Cardiopulmonary Exercise Testing (CPET)
  • CPET is the gold standard measure of exercise capacity.
  • In patients with unexplained dyspnea, CPET can help to distinguish respiratory versus cardiac etiologies of dyspnea, or if cardiopulmonary responses are normal, it can point other causes such as metabolic abnormalities and/or deconditioning.
  • Limitations include lack of availability at many hospitals and clinics and not well tolerated by some patients.
  • CPET is useful to risk stratify HF patients and to guide treatment decisions about timing of advanced HF therapies (e.g., heart transplantation and LVAD)
6-Minute Walk Test
  • The 6-minute walk test is an alternative way to measure exercise capacity; it is widely available and well tolerated by patients.
  • Prognosis can be predicted by total distance walked in the 6-minute walk test.

References:

Colucci, W.S. & Borlaug, B.A. (2023).

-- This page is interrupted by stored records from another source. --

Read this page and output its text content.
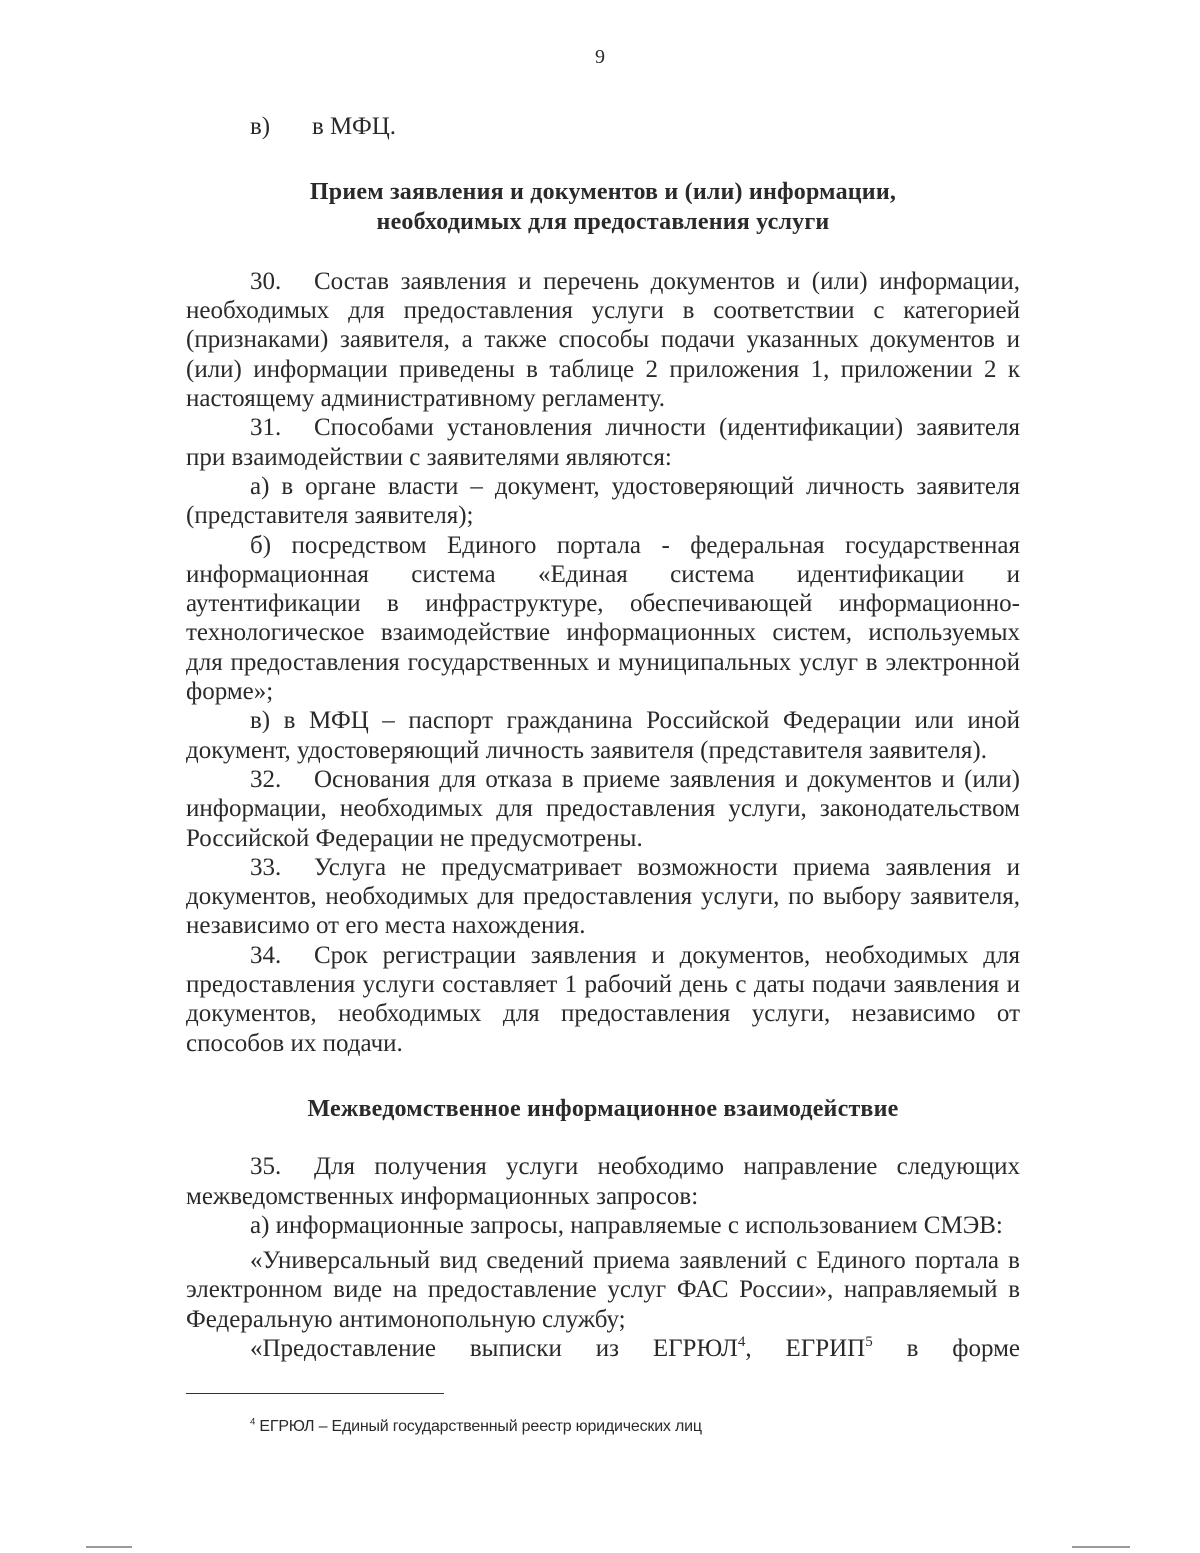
9

в) в МФЦ.

Прием заявления и документов и (или) информации,

необходимых для предоставления услуги

30. Состав заявления и перечень документов и (или) информации, необходимых для предоставления услуги в соответствии с категорией (признаками) заявителя, а также способы подачи указанных документов и (или) информации приведены в таблице 2 приложения 1, приложении 2 к настоящему административному регламенту.

31. Способами установления личности (идентификации) заявителя при взаимодействии с заявителями являются:

а) в органе власти – документ, удостоверяющий личность заявителя (представителя заявителя);

б) посредством Единого портала - федеральная государственная информационная система «Единая система идентификации и аутентификации в инфраструктуре, обеспечивающей информационно-технологическое взаимодействие информационных систем, используемых для предоставления государственных и муниципальных услуг в электронной форме»;

в) в МФЦ – паспорт гражданина Российской Федерации или иной документ, удостоверяющий личность заявителя (представителя заявителя).

32. Основания для отказа в приеме заявления и документов и (или) информации, необходимых для предоставления услуги, законодательством Российской Федерации не предусмотрены.

33. Услуга не предусматривает возможности приема заявления и документов, необходимых для предоставления услуги, по выбору заявителя, независимо от его места нахождения.

34. Срок регистрации заявления и документов, необходимых для предоставления услуги составляет 1 рабочий день с даты подачи заявления и документов, необходимых для предоставления услуги, независимо от способов их подачи.

Межведомственное информационное взаимодействие

35. Для получения услуги необходимо направление следующих межведомственных информационных запросов:

а) информационные запросы, направляемые с использованием СМЭВ:

«Универсальный вид сведений приема заявлений с Единого портала в электронном виде на предоставление услуг ФАС России», направляемый в Федеральную антимонопольную службу;

«Предоставление выписки из ЕГРЮЛ$^4$, ЕГРИП$^5$ в форме

$^4$ ЕГРЮЛ – Единый государственный реестр юридических лиц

Heart failure: Clinical manifestations and diagnosis in adults.UpToDate.  https://www.uptodate.com/contents/heart-failure-clinical-manifestations-and-diagnosis-in-adults
 

Heidenreich, P.A., Bozkurt, B., Aguilar, D., Allen, L.A., Byunt, J.J.,...Yancy, C.W. (2022). 2022 AHA/ACC/HFSA Guideline for the Management of Heart Failure: A Report of the American College of Cardiology/American Heart Association Joint Committee on Clinical Practice Guidelines. Circulation, 145, e895-e1032. Doi: https://doi.org/10.1161/CIR.0000000000001063 

Komanduri, S., Jadhao, Y., Guduru, S.S,, Cheriyath, P. & Wert, Y. (2017). Prevalence and risk factors of heart failure in the USA: NHANES 2013 – 2014 epidemiological follow-up study. Journal of Community Hospital Internal Medicine Perspectives, 7(1), 15-20. Doi: https://doi.org/10.1080/20009666.2016.1264696

Maddox, T.M., Januzzi, J.L., Allen, L., Breathett, K., Butler, J., David, L., Fanarow, G., Ibrahim, N., Lindenfeld, J., Masoudi, F., Motiwala, S., Oliveros, E., Patterson, J.H., Walsh, M., Wasserman, A., Yancy, C., Youmans, Q.R. (2021). Update to the 2017 ACC Expert Consensus Decision Pathway for Optimization of Heart Failure Treatment: Answers to 10 Pivotal Issues About Heart Failure With Reduced Ejection Fraction. Journal of the American College of Cardiology, 77, 772-810.

Ogden, H.J, Bazzano, L.A., Vupputuri, S., Loria, C., & Whelton, P.K. (2001). Risk factors for congestive heart failure in US men and women: NHANES I epidemiologic follow-up study. Archives of Internal Medicine, 161(7), 996.

The Criteria Committee of the New York Heart Association. (1994). Nomenclature and Criteria for Diagnosis of Diseases of the Heart and Great Vessels (9th ed.). Dolgin, M., Fox, A.C., & Levin, R.I. (Eds.). Boston, MA: Little, Brown & Co. (Original work published 1964)

Yancy, C.W., Jessup, M., Bozkurt, B., Butler, J., Casey, D.E., Monica M. Colvin, M.M,…Westlake, C. (2017). 2017 ACC/AHA/HFSA Focused Update of the 2013 ACCF/AHA Guideline for the Management of Heart Failure: A Report of the American College of Cardiology/American Heart Association Task Force on Clinical Practice Guidelines and the Heart Failure Society of America. Circulation, 136, e137- e161.